Лотман показал, что «Иисус» 1826‑го года превратился в отрывок «Повесть из римской жизни» 1833‑го года. Там речь о трех ночных пирах перед добровольно избранной смертью: пир у Клеопатры в честь ее любовника–смертника (36 г. до н. э.), тайная вечеря Христа (33 г. н. э.) и последний пир Петрония (66 г. н. э.). В «египетском» эпизоде происходит заражение молодой — грубой и воинственной — римской культуры изнеженно–развращенным эллинизмом. Вторая ночь («христианский» эпизод) должна была начаться страшной картиной духовного развала римского мира накануне зарождения мира нового. А оба эти эпизода есть рассказы, вставленные в третью ночь, последнюю ночь Петрония, известного как автор орги–порнографического романа «Сатирикон» (в нем этот придворный писатель, нареченный императором Арбитром вкуса, высмеивал неизящные из ряда вон выходящие чувственные удовольствия низов римской империи, высмеивал во имя тех же, но изящных из ряда вон выходящих чувственных удовольствий знати; Петроний был вынужден по приказу развратного, капризного и подозрительного императора Нерона вскрыть себе вены, что он и сделал в стиле героического гедонизма: разговаривая с друзьями не о бессмертии души, а слушая шутливые песни и легкомысленные стихи). Причем время самоубийства Петрония, 60‑е годы н. э., были отмечены массовыми казнями христиан, не желавших считать римского императора богом; идейный героизм стал массовым, а не единичным, как с Гектором. И можно уже предчувствовать, что Пушкин не становится ни на сторону фанатизма христиан, ни на сторону демонизма типа Петрония. Оба «изма» ознаменовали конец античной цивилизации.
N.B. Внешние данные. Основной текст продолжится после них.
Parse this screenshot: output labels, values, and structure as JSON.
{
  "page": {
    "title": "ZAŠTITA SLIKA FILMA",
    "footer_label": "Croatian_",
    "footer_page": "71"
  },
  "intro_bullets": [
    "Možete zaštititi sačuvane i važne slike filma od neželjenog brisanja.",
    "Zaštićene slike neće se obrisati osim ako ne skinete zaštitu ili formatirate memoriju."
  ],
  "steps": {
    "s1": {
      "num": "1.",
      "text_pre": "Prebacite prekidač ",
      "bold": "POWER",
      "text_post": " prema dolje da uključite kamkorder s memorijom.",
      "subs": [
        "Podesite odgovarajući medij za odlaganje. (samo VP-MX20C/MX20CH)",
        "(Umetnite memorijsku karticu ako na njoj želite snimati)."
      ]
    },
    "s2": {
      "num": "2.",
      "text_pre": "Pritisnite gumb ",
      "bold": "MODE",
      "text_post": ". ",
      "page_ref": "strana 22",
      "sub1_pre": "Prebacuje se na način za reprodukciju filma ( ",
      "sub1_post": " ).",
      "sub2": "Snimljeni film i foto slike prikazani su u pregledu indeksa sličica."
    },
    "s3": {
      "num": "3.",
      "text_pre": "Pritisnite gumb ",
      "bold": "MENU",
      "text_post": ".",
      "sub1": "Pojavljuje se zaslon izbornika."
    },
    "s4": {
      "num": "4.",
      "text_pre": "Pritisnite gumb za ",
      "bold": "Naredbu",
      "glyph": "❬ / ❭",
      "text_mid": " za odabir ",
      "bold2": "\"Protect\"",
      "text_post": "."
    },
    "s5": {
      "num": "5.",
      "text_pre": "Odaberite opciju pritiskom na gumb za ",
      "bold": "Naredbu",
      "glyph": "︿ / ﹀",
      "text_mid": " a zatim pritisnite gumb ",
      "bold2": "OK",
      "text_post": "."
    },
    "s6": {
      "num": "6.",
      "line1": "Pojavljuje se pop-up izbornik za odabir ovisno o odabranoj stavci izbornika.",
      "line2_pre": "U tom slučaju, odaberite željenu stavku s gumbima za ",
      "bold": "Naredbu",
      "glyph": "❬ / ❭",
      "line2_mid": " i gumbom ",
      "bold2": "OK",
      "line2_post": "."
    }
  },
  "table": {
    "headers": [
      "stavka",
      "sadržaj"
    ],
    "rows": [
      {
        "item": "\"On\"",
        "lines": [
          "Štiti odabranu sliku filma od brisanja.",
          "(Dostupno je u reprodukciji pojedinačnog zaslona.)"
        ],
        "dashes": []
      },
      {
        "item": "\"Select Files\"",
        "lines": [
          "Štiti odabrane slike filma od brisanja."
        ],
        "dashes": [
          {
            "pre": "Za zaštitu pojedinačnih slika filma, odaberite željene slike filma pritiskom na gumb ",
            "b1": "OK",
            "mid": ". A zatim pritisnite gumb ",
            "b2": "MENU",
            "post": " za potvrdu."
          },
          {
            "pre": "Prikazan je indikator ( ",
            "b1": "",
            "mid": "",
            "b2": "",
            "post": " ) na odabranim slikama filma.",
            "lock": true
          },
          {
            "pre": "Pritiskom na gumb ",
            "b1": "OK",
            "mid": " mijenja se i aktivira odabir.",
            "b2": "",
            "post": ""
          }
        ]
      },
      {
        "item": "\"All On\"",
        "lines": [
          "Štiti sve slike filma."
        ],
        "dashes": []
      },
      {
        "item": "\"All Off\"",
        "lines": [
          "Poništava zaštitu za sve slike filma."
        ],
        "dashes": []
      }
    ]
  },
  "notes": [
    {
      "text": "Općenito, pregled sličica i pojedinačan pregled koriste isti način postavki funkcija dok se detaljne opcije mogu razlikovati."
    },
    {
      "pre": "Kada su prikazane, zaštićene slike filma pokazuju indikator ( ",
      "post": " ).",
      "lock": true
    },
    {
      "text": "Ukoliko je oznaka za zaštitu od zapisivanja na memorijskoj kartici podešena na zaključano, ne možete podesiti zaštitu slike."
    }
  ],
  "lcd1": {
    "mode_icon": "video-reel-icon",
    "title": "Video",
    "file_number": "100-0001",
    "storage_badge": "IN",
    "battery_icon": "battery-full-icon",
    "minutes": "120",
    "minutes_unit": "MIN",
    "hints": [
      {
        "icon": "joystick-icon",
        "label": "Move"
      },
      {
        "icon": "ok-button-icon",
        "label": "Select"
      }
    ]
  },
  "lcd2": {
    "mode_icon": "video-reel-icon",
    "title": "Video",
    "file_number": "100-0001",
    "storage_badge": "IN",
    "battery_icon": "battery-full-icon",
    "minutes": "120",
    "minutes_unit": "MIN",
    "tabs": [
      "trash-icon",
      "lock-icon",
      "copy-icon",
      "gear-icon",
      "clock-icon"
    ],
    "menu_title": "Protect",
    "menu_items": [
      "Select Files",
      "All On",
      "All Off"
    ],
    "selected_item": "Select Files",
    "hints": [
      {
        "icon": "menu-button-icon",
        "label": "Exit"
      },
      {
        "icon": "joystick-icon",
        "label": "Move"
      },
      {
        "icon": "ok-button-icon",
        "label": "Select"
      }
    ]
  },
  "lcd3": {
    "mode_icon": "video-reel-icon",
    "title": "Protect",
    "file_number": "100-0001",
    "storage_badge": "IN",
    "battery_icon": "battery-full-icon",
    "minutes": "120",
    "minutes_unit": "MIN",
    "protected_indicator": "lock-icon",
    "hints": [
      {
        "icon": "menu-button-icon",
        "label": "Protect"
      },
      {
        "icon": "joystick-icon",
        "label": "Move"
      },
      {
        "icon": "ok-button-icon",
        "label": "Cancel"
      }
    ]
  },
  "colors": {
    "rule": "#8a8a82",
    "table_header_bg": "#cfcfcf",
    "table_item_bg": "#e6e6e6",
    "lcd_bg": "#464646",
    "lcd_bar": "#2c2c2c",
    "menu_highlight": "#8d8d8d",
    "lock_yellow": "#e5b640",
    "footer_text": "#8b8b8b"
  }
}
И все это — по Лотману — нужно было Пушкину в связи с концом другой цивилизации, которую он застал. «Образ Иисуса не случайно волновал воображение Пушкина. Конец наполеоновской эпохи и наступление после июльской революции 1830 г. [во Франции] буржуазного века воспринималось разными общественными течениями как конец огромного исторического цикла. Надежды на новый исторический век вызвали в памяти образы раннего христианства. В 1820‑е гг. Сен — Симон назвал свое учение «новым христианством». В таком ключе воспринималось учение Сен — Симона и русскими читателями. В 1831 г. Чаадаев под влиянием июльской революции писал Пушкину, связывая воедино катастрофу старого мира и явление нового Христа: «У меня слезы выступают на глазах, когда я всматриваюсь в великий распад старого общества, моего старого общества… Но смутное предчувствие говорит мне, что скоро появится человек, который принесет нам истину веков. Может быть, вначале это будет некоторым подобием политической религии, проповедуемой в настоящее время Сен — Симоном в Париже».» (У Пушкина, мы уже знаем, это же выражалось в идеале общественного консенсуса и в отрицании из ряда вон выходящих и враждовавших «измов» уходящего века Просвещения.)